The stock index is really nothing more complicated than the highs and lows of some particular set of stocks.
This "set" may be all the stocks that exchange on a certain market or some other grouping. Both current and historic stock market indices can be used to help evaluate the best times to make investments.
Note that there are several kinds of stock indices. Even a person who has never dabbled in stocks has heard terms like,the "Dow Jones Industrial Average" is one example of an index. In this case, the numbers represent the gains or losses from the entire clump of people who traded on the Dow Jones that particular day.
The stock market index may be even larger, taking in all stocks traded in the United States - the Dow Jones Willshire 5000 Total Stock Market Index, for example. These kinds of stock indices are called "broad-based" and are really used as a numerical explanation of the stock market climate in general. Other stock market indices talk about similar exchanges or can be narrowed to specific stocks or specific types of stocks.
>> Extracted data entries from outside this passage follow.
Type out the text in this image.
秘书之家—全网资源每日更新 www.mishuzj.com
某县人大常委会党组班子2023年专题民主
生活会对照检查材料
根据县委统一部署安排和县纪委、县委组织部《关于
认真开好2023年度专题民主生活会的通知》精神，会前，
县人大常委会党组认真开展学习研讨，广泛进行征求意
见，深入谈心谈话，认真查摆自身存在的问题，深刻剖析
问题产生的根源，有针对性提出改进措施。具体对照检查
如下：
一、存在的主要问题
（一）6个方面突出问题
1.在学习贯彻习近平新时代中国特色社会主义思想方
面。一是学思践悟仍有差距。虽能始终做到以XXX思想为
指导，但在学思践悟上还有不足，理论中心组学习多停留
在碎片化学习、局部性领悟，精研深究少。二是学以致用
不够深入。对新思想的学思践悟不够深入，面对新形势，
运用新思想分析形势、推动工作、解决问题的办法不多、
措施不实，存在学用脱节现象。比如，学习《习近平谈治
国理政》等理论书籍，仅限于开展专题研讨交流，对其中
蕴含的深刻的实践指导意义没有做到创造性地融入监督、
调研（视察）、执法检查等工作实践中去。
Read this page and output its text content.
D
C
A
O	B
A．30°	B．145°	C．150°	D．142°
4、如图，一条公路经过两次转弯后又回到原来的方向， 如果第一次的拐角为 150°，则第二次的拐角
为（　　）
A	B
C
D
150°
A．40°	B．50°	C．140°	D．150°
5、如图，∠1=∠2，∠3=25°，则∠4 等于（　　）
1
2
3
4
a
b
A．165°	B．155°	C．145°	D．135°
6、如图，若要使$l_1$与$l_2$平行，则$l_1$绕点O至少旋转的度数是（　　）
A particular index may be limited to those companies serving a particular field - such as the medical or technological industries. Or it could be limited even further to those serving a particular branch of medical research. There are several significant points of the index, including the use of these numbers to evaluate trends with particular stocks.
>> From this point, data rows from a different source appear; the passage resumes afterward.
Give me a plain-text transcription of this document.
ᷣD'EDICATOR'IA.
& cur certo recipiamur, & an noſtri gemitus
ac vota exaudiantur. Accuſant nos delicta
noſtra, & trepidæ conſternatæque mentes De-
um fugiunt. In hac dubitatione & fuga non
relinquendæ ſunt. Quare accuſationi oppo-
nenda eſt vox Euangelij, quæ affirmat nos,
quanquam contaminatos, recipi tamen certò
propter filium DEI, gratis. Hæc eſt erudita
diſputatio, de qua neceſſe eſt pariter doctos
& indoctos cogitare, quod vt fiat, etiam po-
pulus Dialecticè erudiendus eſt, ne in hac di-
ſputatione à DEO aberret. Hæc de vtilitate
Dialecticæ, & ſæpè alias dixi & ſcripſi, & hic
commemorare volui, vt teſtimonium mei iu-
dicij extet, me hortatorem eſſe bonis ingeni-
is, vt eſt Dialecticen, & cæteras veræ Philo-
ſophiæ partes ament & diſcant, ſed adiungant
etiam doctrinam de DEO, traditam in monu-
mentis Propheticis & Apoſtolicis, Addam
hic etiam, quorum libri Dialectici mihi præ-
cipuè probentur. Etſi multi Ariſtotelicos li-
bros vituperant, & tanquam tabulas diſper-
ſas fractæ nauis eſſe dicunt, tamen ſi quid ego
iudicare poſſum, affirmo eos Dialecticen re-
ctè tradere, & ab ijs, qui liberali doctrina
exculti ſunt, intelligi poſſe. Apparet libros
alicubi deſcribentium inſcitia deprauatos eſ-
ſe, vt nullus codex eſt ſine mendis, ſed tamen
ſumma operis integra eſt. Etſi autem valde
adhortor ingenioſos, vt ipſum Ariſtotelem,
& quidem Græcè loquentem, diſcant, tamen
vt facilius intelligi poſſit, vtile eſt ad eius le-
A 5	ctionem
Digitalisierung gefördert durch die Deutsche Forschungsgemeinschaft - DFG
There are several types of stock indices. The two most common are weighted and market-value weighted. A weighted stock index takes in only the information - that a particular stock or group of stocks performed at this level on this day. The market-value weighted considers the size of the company. The value here is that you can compare small companies to larger companies in solid numeric terms.
One significant aspect is that it can be used to determine when to buy and sell stocks, especially if you're looking to do short-term trading though it also has value if you're looking to purchase stock for a long-term investment. If you've watched the stock market, you know that stocks routinely rise and fall. With some companies, the only indication you have of what stock prices are likely to do is your instinct and your evaluation of the company's historic and recent success.
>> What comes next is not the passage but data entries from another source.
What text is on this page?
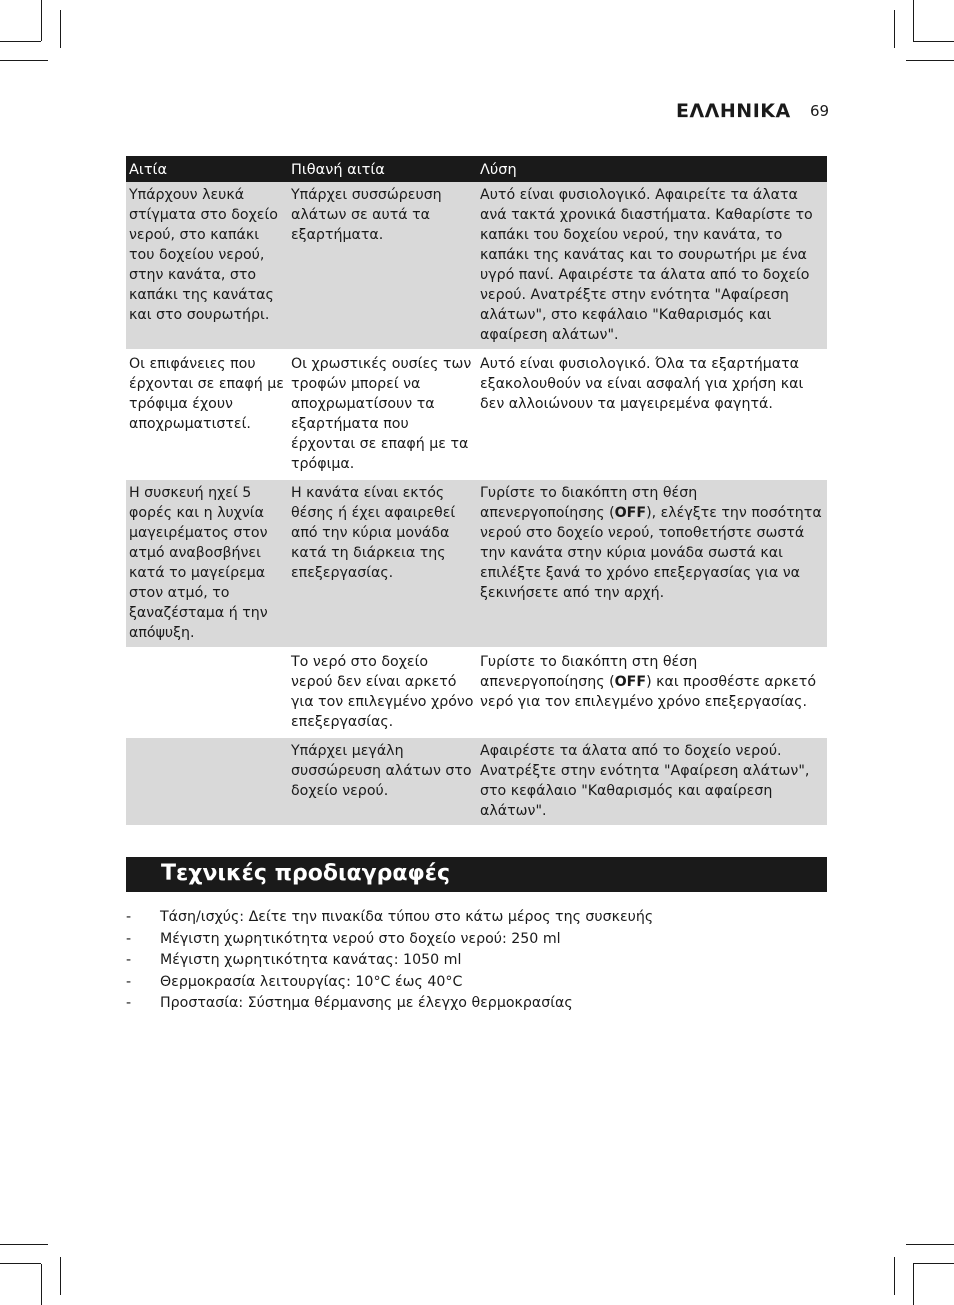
ΕΛΛΗΝΙΚΑ 69
Αιτία	Πιθανή αιτία	Λύση
Υπάρχουν λευκά στίγματα στο δοχείο νερού, στο καπάκι του δοχείου νερού, στην κανάτα, στο καπάκι της κανάτας και στο σουρωτήρι.	Υπάρχει συσσώρευση αλάτων σε αυτά τα εξαρτήματα.	Αυτό είναι φυσιολογικό. Αφαιρείτε τα άλατα ανά τακτά χρονικά διαστήματα. Καθαρίστε το καπάκι του δοχείου νερού, την κανάτα, το καπάκι της κανάτας και το σουρωτήρι με ένα υγρό πανί. Αφαιρέστε τα άλατα από το δοχείο νερού. Ανατρέξτε στην ενότητα "Αφαίρεση αλάτων", στο κεφάλαιο "Καθαρισμός και αφαίρεση αλάτων".
Οι επιφάνειες που έρχονται σε επαφή με τρόφιμα έχουν αποχρωματιστεί.	Οι χρωστικές ουσίες των τροφών μπορεί να αποχρωματίσουν τα εξαρτήματα που έρχονται σε επαφή με τα τρόφιμα.	Αυτό είναι φυσιολογικό. Όλα τα εξαρτήματα εξακολουθούν να είναι ασφαλή για χρήση και δεν αλλοιώνουν τα μαγειρεμένα φαγητά.
Η συσκευή ηχεί 5 φορές και η λυχνία μαγειρέματος στον ατμό αναβοσβήνει κατά το μαγείρεμα στον ατμό, το ξαναζέσταμα ή την απόψυξη.	Η κανάτα είναι εκτός θέσης ή έχει αφαιρεθεί από την κύρια μονάδα κατά τη διάρκεια της επεξεργασίας.	Γυρίστε το διακόπτη στη θέση απενεργοποίησης (OFF), ελέγξτε την ποσότητα νερού στο δοχείο νερού, τοποθετήστε σωστά την κανάτα στην κύρια μονάδα σωστά και επιλέξτε ξανά το χρόνο επεξεργασίας για να ξεκινήσετε από την αρχή.
	Το νερό στο δοχείο νερού δεν είναι αρκετό για τον επιλεγμένο χρόνο επεξεργασίας.	Γυρίστε το διακόπτη στη θέση απενεργοποίησης (OFF) και προσθέστε αρκετό νερό για τον επιλεγμένο χρόνο επεξεργασίας.
	Υπάρχει μεγάλη συσσώρευση αλάτων στο δοχείο νερού.	Αφαιρέστε τα άλατα από το δοχείο νερού. Ανατρέξτε στην ενότητα "Αφαίρεση αλάτων", στο κεφάλαιο "Καθαρισμός και αφαίρεση αλάτων".
Τεχνικές προδιαγραφές
- Τάση/ισχύς: Δείτε την πινακίδα τύπου στο κάτω μέρος της συσκευής
- Μέγιστη χωρητικότητα νερού στο δοχείο νερού: 250 ml
- Μέγιστη χωρητικότητα κανάτας: 1050 ml
- Θερμοκρασία λειτουργίας: 10°C έως 40°C
- Προστασία: Σύστημα θέρμανσης με έλεγχο θερμοκρασίας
But if you use the stock index to help evaluate the company's stock prices over a period of years, you may find that there are some fairly distinct patterns in the company's stock prices. One of the more typical trends is seasonal pricing.
Companies that make the majority of their profits in one particular season will likely exhibit that trend through higher stock prices during that season. The result is a trend in the stock market index that can be used to help you determine when to buy, sell or trade that particular stock to your highest advantage. Those seasonal trends in a particular stock's index are probably the easiest to spot, but not the only way to use the stock market index of a particular stock.